15. Probability and Statistics 
Random events, conditional probability, independence of random events. Random variables, the mean, the distribution of random variables, normal and binomial distribution. Linear combinations of random variables. Point estimates, confidence intervals, hypothesis testing, t-test, chi-square test, linear regression.

16. Logic 
Language, formula, semantics, tautology. Decidability, satisfiability, truth, provability. Compactness theorems, completeness of propositional and predicate logic. Normal forms of propositional formulas, prenex normal forms in predicate logic.

17. Algebra 
Subgroups, normal subgroups, quotient groups, ideal. Homomorphisms of groups and other structures. Quotient fields.

Knowledge requirements for the part Computer Science of the State Final Exam

1. Automata and languages 
Chomsky hierarchy, classes of automata and grammars, determinism and non-determinism. Closure properties of classes of languages.

2. Algorithms and Data Structures 
Time complexity of algorithms, complexity in the worst and average case. Complexity classes P and NP, reducibility, NP-completeness. ``Divide-and-conquer" technique - applications and complexity analysis, dynamic programming. Binary search trees, balancing, heaps. Hashing. Sequential sorting, comparison based algorithms, bucket sorting, sorting networks. Graph algorithms - depth-first search and breadth-first search, connected components, strongly connected components in oriented graphs, topological sorting, shortest path, spanning tree, network flows. Transitive closure. Text search algorithms. Algebraic algorithms - DFT, Euclid's algorithm. RSA. Approximation algorithms.

3. Databases 
Architectures of database systems. Conceptual, logical and physical database design. Algorithms for design of relational schemas, normal forms, referential integrity. Transactional processing, properties of transactions, locking protocols, deadlocks. ER-diagrams, methods for IS design. Overview of SQL.

4. Programming languages 
Implementation principles of object-oriented languages, runtime support. Separate compilation, linking, build management. Concepts and principles of object-oriented design. Generic programming, templates and generics, compile time polymorphism. Non-procedural programming.
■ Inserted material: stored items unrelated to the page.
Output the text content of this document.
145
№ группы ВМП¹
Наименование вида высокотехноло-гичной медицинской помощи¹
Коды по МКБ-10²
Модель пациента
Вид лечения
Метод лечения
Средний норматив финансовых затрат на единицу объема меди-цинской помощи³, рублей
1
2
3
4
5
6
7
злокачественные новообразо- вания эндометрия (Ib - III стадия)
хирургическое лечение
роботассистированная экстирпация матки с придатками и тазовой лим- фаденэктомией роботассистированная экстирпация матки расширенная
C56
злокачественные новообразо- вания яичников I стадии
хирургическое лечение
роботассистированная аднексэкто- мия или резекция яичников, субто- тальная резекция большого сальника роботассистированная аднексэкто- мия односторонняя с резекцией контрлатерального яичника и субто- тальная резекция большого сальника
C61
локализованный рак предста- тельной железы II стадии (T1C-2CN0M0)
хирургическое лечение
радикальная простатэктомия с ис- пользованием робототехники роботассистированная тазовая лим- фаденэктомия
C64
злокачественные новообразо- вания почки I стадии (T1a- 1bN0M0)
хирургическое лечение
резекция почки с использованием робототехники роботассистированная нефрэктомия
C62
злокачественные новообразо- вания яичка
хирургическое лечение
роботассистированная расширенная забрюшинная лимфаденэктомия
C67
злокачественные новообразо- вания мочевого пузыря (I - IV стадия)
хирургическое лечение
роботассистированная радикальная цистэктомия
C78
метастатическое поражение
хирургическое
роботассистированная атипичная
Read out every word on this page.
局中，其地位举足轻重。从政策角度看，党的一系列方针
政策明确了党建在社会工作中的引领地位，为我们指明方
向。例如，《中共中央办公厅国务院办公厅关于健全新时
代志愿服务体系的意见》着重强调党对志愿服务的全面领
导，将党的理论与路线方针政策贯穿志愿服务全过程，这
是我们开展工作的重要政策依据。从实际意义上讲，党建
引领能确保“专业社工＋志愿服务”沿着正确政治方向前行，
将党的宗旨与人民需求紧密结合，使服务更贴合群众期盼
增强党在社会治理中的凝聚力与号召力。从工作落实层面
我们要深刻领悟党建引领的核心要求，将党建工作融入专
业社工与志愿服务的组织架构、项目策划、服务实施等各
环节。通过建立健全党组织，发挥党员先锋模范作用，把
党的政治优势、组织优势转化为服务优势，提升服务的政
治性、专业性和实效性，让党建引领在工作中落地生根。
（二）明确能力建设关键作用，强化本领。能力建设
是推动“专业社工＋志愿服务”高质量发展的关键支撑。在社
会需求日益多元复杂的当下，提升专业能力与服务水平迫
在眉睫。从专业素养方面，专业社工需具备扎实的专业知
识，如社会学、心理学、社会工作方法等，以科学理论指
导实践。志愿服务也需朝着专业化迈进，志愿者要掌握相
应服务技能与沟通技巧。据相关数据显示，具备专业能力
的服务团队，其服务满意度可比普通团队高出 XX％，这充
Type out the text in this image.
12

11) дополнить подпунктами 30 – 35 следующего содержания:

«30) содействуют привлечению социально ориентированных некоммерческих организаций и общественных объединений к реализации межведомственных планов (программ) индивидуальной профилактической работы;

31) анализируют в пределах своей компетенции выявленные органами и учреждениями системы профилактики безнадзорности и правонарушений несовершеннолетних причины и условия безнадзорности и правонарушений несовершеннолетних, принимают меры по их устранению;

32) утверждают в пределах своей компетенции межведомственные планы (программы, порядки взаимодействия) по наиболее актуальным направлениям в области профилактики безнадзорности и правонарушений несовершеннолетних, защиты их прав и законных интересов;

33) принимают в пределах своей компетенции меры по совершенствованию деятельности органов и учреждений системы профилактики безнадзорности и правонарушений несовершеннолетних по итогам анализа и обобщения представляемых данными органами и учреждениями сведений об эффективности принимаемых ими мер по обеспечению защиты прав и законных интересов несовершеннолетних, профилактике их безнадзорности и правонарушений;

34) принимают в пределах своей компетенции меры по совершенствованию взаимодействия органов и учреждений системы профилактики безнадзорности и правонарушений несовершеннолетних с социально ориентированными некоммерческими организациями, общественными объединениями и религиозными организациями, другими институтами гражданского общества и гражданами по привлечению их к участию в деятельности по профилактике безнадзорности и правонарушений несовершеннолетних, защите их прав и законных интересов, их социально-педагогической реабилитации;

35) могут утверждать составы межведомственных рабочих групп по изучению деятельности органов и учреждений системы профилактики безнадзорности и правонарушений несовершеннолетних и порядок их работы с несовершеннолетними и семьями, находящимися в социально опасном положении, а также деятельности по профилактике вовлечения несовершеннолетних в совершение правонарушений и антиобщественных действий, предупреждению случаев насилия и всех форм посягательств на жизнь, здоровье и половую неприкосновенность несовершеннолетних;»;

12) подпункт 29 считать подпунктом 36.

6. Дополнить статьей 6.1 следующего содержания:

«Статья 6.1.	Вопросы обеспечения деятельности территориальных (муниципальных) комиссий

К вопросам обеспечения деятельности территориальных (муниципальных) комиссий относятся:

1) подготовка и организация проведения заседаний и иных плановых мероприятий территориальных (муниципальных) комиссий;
5. Computer Architecture and Operating Systems 
Computer architecture. Processors, multiprocessors. Buses, protocols. Input and output devices. OS architecture. Relationship between OS and HW architecture, interruption handling. Processes, threads, scheduling. Synchronization primitives, mutual exclusion. Deadlock, deadlock recovery. Memory management, allocation algorithms. Principles of memory virtualization, paging, page replacement algorithms, page faults, page tables. File systems, directory structure.

6. Networking Fundamentals 
Taxonomy of computer networks. ISO/OSI reference architecture. Overview of the TCP/IP protocol model. Routing. Addresses, ports, sockets. Client-server architectures. Fundamentals of HTTP, FTP and SMTP protocols.

7. Optimization Methods 
Polyhedron, Minkowski-Weyl theorem. Basics of linear programming, duality theorems, algorithms for LP. Edmonds' algorithm. Integer programming.

8. For specialization Algorithms and optimization 
Approximation algorithms for combinatorial problems (satisfiability, independent set, set cover, scheduling). Applications of linear programming in approximation algorithms. The use of probability in the design of algorithms. Voronoi diagrams, arrangements of (complex) hyperplanes, incidence of points and lines, elementary computational geometry algorithms. Error-correcting codes. The probabilistic method - examples of application.

8. For specialization Discrete models and structures 
Sets and mappings. Subvalence and equivalence of sets. Good arrangement. Axiom of choice (Zermel's theorem, Zorn's lemma). Graph coloring (Brooks' and Vizing's theorem). Tutte's theorem. Extremal combinatorics (Ramsey's theorem, Erdös-Ko-Rado theorem). Error-correcting codes. The probabilistic method - application examples.

8. For specialization Computational linguistics 
Formal languages and automata, basic formalisms for description of a natural language; morphological and syntactic analysis of a natural language; theory of information, language modeling.